You don't want to make Maryland stuffed ham on a Tuesday. First you have to debone and butterfly the a joint of pig, and the whole thing can take upwards of five hours to cook, which doesn't happen in the oven. No, Maryland stuffed ham is a dish for when you have some time to spend on it, but the result—a triumphant tender ham, loaded with spicy greens—is well worth it.
Mike Price, executive chef at Market Table in Manhattan, is a Maryland native. His mom taught him the recipe, and his grandma taught her. The dish has its roots in southern Maryland, St. Mary's County specifically, a dagger-shaped peninsula surrounded by rivers and the Chesapeake Bay. But you won't find crabs and oysters in this dish. Instead, cabbage, kale, and onions are blanched, cooled, squeezed dry, and mixed with cayenne, salt and pepper. This mixture is stuffed into the pork shoulder that you previously deboned and butterflied. The whole thing is wrapped in cheesecloth, tied up, and cooked in a heavily seasoned liquid to essentially corn the meat. But that's only the beginning. In order to ensure the ham holds its shape for the big reveal, it needs to chill in the refrigerator overnight.

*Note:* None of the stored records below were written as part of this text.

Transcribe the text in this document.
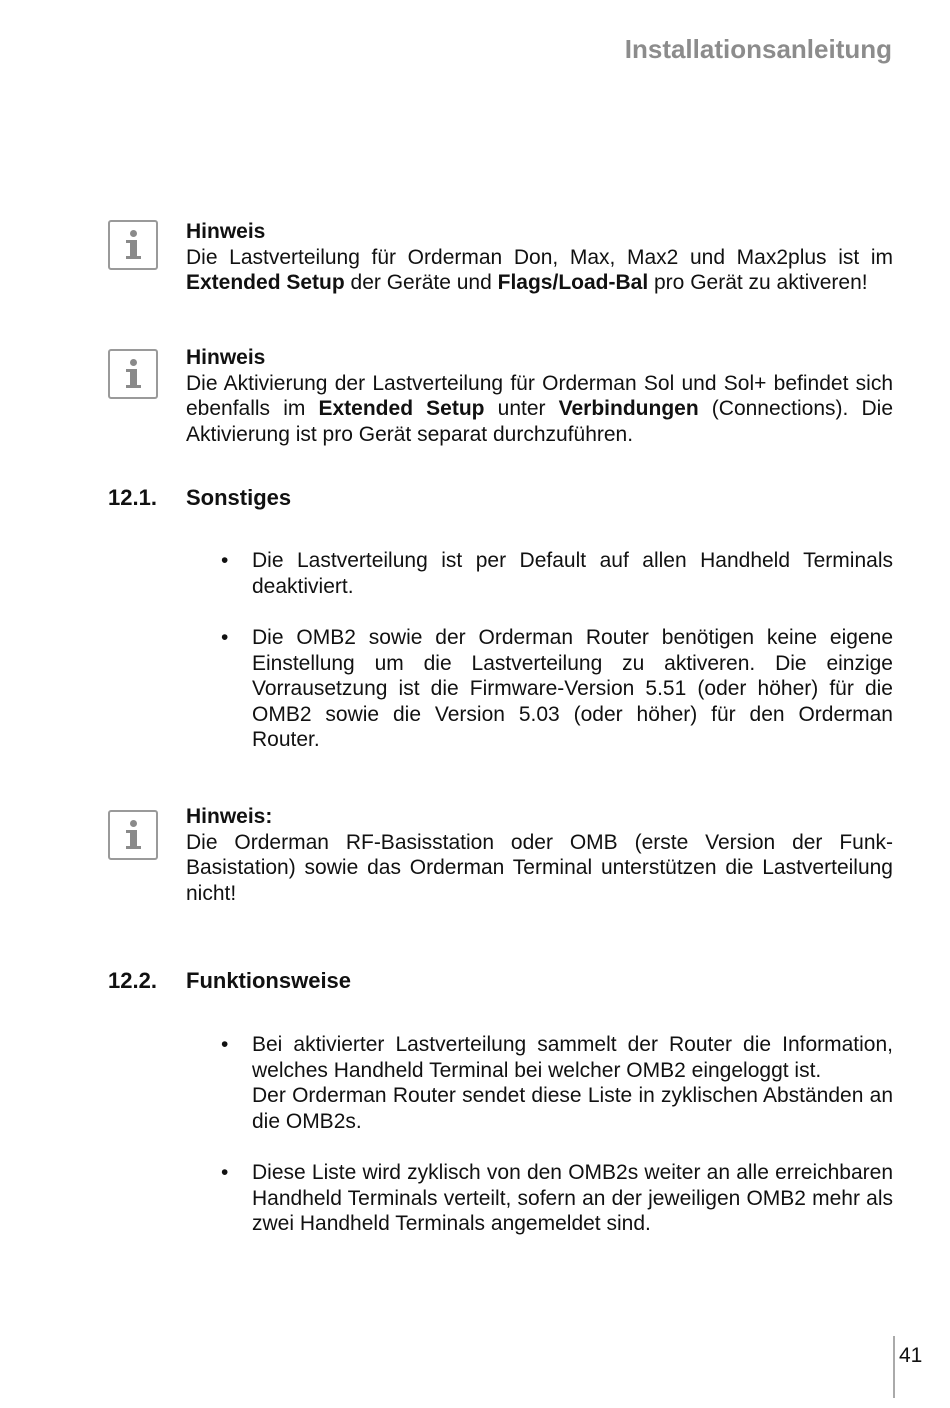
Installationsanleitung
Hinweis
Die Lastverteilung für Orderman Don, Max, Max2 und Max2plus ist im Extended Setup der Geräte und Flags/Load-Bal pro Gerät zu aktiveren!
Hinweis
Die Aktivierung der Lastverteilung für Orderman Sol und Sol+ befindet sich ebenfalls im Extended Setup unter Verbindungen (Connections). Die Aktivierung ist pro Gerät separat durchzuführen.
12.1. Sonstiges
• Die Lastverteilung ist per Default auf allen Handheld Terminals deaktiviert.
• Die OMB2 sowie der Orderman Router benötigen keine eigene Einstellung um die Lastverteilung zu aktiveren. Die einzige Vorrausetzung ist die Firmware-Version 5.51 (oder höher) für die OMB2 sowie die Version 5.03 (oder höher) für den Orderman Router.
Hinweis:
Die Orderman RF-Basisstation oder OMB (erste Version der Funk-Basistation) sowie das Orderman Terminal unterstützen die Lastverteilung nicht!
12.2. Funktionsweise
• Bei aktivierter Lastverteilung sammelt der Router die Information, welches Handheld Terminal bei welcher OMB2 eingeloggt ist.
Der Orderman Router sendet diese Liste in zyklischen Abständen an die OMB2s.
• Diese Liste wird zyklisch von den OMB2s weiter an alle erreichbaren Handheld Terminals verteilt, sofern an der jeweiligen OMB2 mehr als zwei Handheld Terminals angemeldet sind.
41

What happens next is entirely up to you. You'll want to gather everyone and make the first slice a spectacle though. Maryland stuffed ham is traditionally sliced thin and served cold. So you can do just that, "but it's great on a toasted sandwich with a lot of Dijon mustard," Price says. Either way, this one is definitely worth the year wait and day-long cook time.